Our coverage around wearable power in the consumer space is usually about heating of gloves and other garments. The wearable power system from Ardica is adding a new dimension/function to heated clothing by using the available power to recharge most of the gadgets everyone is having in the pockets on a day out in the mountains: audio player, cell phones, GPS to name a few.
Ardica, a spin-off from the mechanical engineering department at Stanford University, is approaching wearable power by designing a module which can be transferred from one jacket to another if the jacket is ‘Made for Ardica’.
Needless to say, I like the modular, transferable solution as I can use the most expensive part of an wearable electronic containing garment on different styles and carry it over from season to season – assuming the technology lasts longer than the fashion style.
The first jackets using Ardica power management will come from Montain Hardwear in their 2009/10 fall/winter collection. The heating and battery elements are flat and flexible measuring about 4 x 4 inches and connect to the power source via fabric embedded wires. The Li-ion battery cells are controlled by Ardica’s ‘smart technology’ that can be configured to respond to outside activity and send heat in regulated doses.

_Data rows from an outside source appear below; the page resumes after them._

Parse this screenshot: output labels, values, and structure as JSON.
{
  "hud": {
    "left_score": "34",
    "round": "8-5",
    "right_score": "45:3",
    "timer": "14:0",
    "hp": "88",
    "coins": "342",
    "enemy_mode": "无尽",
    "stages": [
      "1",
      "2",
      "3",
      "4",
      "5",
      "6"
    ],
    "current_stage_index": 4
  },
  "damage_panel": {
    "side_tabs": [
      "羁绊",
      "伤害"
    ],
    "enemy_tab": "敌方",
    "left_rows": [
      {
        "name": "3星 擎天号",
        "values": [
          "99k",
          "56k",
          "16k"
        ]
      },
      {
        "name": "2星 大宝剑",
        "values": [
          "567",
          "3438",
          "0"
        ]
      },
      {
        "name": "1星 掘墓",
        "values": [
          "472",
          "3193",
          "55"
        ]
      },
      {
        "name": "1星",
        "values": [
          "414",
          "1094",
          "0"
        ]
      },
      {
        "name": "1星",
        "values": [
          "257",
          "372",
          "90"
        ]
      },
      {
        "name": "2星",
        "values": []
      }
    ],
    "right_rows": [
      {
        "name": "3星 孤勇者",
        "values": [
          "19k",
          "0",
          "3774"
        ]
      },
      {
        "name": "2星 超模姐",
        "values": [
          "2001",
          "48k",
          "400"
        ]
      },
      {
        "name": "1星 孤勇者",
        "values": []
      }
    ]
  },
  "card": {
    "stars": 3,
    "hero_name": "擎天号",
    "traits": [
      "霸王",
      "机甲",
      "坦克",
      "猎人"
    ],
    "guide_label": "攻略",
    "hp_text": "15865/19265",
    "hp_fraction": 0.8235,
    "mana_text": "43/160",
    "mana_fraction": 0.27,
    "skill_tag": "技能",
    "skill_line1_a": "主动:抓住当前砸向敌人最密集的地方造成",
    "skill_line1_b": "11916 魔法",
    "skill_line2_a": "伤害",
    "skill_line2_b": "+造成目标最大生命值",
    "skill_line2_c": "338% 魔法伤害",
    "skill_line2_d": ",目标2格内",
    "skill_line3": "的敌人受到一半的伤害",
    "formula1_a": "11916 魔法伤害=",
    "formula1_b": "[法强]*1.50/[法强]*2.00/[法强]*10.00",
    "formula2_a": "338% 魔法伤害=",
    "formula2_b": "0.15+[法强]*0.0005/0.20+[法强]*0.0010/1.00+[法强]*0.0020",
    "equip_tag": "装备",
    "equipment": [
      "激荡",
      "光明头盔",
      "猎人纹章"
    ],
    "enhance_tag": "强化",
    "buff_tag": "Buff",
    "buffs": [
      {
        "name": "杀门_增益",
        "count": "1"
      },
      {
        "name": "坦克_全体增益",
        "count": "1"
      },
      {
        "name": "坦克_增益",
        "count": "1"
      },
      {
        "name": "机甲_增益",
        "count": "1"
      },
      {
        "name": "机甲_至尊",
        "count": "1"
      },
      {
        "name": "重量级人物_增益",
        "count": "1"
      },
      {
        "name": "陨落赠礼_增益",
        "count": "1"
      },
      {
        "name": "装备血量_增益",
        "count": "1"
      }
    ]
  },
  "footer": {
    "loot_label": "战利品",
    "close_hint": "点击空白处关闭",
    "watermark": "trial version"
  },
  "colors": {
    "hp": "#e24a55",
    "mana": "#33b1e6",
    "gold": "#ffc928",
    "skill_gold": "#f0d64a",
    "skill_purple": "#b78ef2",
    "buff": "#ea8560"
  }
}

The battery weights less than one pound and is powerful enough to give heat for up to 8 hours on low setting or could charge a cell phone around 10 times or an iPod up to 20 times.
It’s ultimately up to you to decide if you prefer to talk all day or shut up and have it cozy warm inside your jacket.
The added cost for jackets that are ‘Made for Ardica’ is expected to be around $35.- to $50.- for comparable jackets. The power heat module will be available by Ardica for $145.-
Ardica is actually on a mission to develop and commercialize small fuel-cells that can potentially be used to replace the Li-ion cells and plans to have a first version ready by 2010. We will watch out and keep you updated on the power jacket progress.